Watch out Ally McBeal!

I went to my Constitutional Law class yesterday and it seemed very interesting yet quite challenging at the same time. The class has been warned that it'll be a very difficult course especially for those who are not legally-inclined. There will be mock courts (graded, of course) where one gets to choose to be a staid and grumpy old Supreme Court justice or a dashing hotshot lawyer. Since I'm so vain and egotistical, I'd definitely choose the lawyer role. Johnny Cochrane has nothing on me! Nah, I think it'll be good for me to argue my case in the mock court for a change, instead of my usual rants at the coffeeshop.

The class will be handled in a quasi-law school manner. There'll be a quasi-Socratic method, where one will be asked a question at random but not in the interrogative manner practiced by a lot of law professors, or even Socrates for that matter. Frankly, I don't know what the big deal is about the Socratic method. The professor kept going on and on about her first humiliating experience with the Socratic method of how she was caught unprepared for not reading the assigned cases on the first day of class.

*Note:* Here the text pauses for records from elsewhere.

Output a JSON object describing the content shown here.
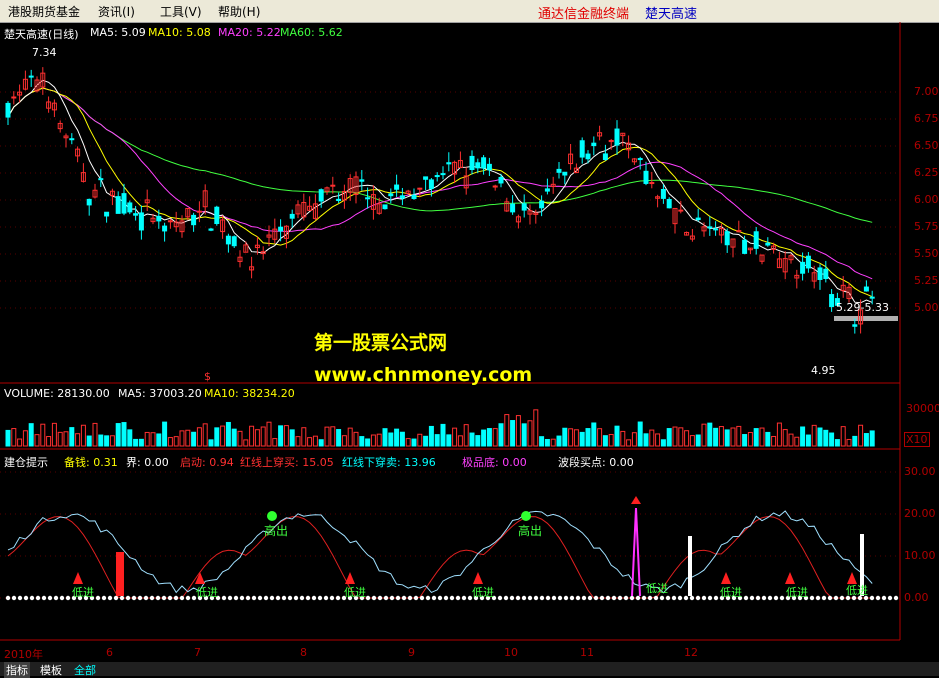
{
  "menu": {
    "items": [
      "港股期货基金",
      "资讯(I)",
      "工具(V)",
      "帮助(H)"
    ],
    "title_brand": "通达信金融终端",
    "title_stock": "楚天高速"
  },
  "colors": {
    "up": "#ff3030",
    "down": "#00ffff",
    "ma5": "#ffffff",
    "ma10": "#ffff00",
    "ma20": "#ff40ff",
    "ma60": "#40ff40",
    "axis_red": "#b00000"
  },
  "main_panel": {
    "stock_label": "楚天高速(日线)",
    "ma5": "MA5: 5.09",
    "ma10": "MA10: 5.08",
    "ma20": "MA20: 5.22",
    "ma60": "MA60: 5.62",
    "high_label": "7.34",
    "low_label": "4.95",
    "range_label": "5.29-5.33",
    "price_ticks": [
      "7.00",
      "6.75",
      "6.50",
      "6.25",
      "6.00",
      "5.75",
      "5.50",
      "5.25",
      "5.00"
    ],
    "dollar_marker": "$"
  },
  "volume_panel": {
    "volume": "VOLUME: 28130.00",
    "ma5": "MA5: 37003.20",
    "ma10": "MA10: 38234.20",
    "tick": "30000",
    "unit": "X10"
  },
  "indicator_panel": {
    "name": "建仓提示",
    "beiqian": "备钱: 0.31",
    "jie": "界: 0.00",
    "qidong": "启动: 0.94",
    "hong_up": "红线上穿买: 15.05",
    "hong_down": "红线下穿卖: 13.96",
    "jipindi": "极品底: 0.00",
    "boduan": "波段买点: 0.00",
    "ticks": [
      "30.00",
      "20.00",
      "10.00",
      "0.00"
    ],
    "sell_label": "高出",
    "buy_label": "低进"
  },
  "x_axis": {
    "labels": [
      "2010年",
      "6",
      "7",
      "8",
      "9",
      "10",
      "11",
      "12"
    ]
  },
  "watermark": {
    "line1": "第一股票公式网",
    "line2": "www.chnmoney.com"
  },
  "tabs": [
    "指标",
    "模板",
    "全部"
  ]
}
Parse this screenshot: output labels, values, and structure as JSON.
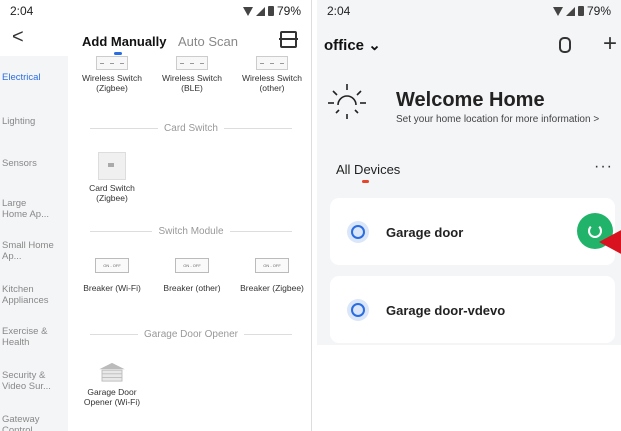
{
  "left": {
    "status": {
      "time": "2:04",
      "battery": "79%"
    },
    "tabs": {
      "active": "Add Manually",
      "inactive": "Auto Scan"
    },
    "sidebar": [
      {
        "label": "Electrical",
        "active": true
      },
      {
        "label": "Lighting"
      },
      {
        "label": "Sensors"
      },
      {
        "label": "Large Home Ap..."
      },
      {
        "label": "Small Home Ap..."
      },
      {
        "label": "Kitchen Appliances"
      },
      {
        "label": "Exercise & Health"
      },
      {
        "label": "Security & Video Sur..."
      },
      {
        "label": "Gateway Control"
      }
    ],
    "wireless": [
      "Wireless Switch (Zigbee)",
      "Wireless Switch (BLE)",
      "Wireless Switch (other)"
    ],
    "card_section": "Card Switch",
    "card_item": "Card Switch (Zigbee)",
    "module_section": "Switch Module",
    "breakers": [
      "Breaker (Wi-Fi)",
      "Breaker (other)",
      "Breaker (Zigbee)"
    ],
    "breaker_label": "ON - OFF",
    "garage_section": "Garage Door Opener",
    "garage_item": "Garage Door Opener (Wi-Fi)"
  },
  "right": {
    "status": {
      "time": "2:04",
      "battery": "79%"
    },
    "home": "office",
    "chevron": "⌄",
    "welcome": "Welcome Home",
    "subtitle": "Set your home location for more information >",
    "tab": "All Devices",
    "more": "···",
    "devices": [
      "Garage door",
      "Garage door-vdevo"
    ]
  }
}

Yes, the Socratic method is humiliating, demeaning and debasing. It's merely a tool used by teachers to impose the kind of lopsided power structure that deify the teacher's status while reducing the role of the student to the sub-human level. The whole notion of one will learn to think on one's feet and to further deepen one's understanding of the subject on hand is a pure myth at best. Socrates was not known for helping his dialectical adversaries better understand themselves or even finding solutions to the problems; he relished the experience of being able to destroy his opponents' arguments without offering any of his own while humiliating them at will. Socrates was not a teacher and would never call himself one; he had such visceral contempt for "sophists" or the learned people who teach for money. He was just an angry old curmudgeon who incessantly railed in public of how bad the Athenian democratic system was and heaped praises on the fascistic Spartan military-state. This was a guy who didn't realize how lucky he was to be living in the free Athenian society where freedom of speech was an integral part of the culture; he would have long been fed to the lions if he ever opened his big fat mouth in Sparta.

Most law professors now are doing away with the Socratic method and are starting to develop a more collegial and professional approach towards their students. For those who are interested in finding out more about the Socratic method, go see this movie called "The Paper Chase", which is about the much ballyhooed harrowing experience of attending the Harvard Law School.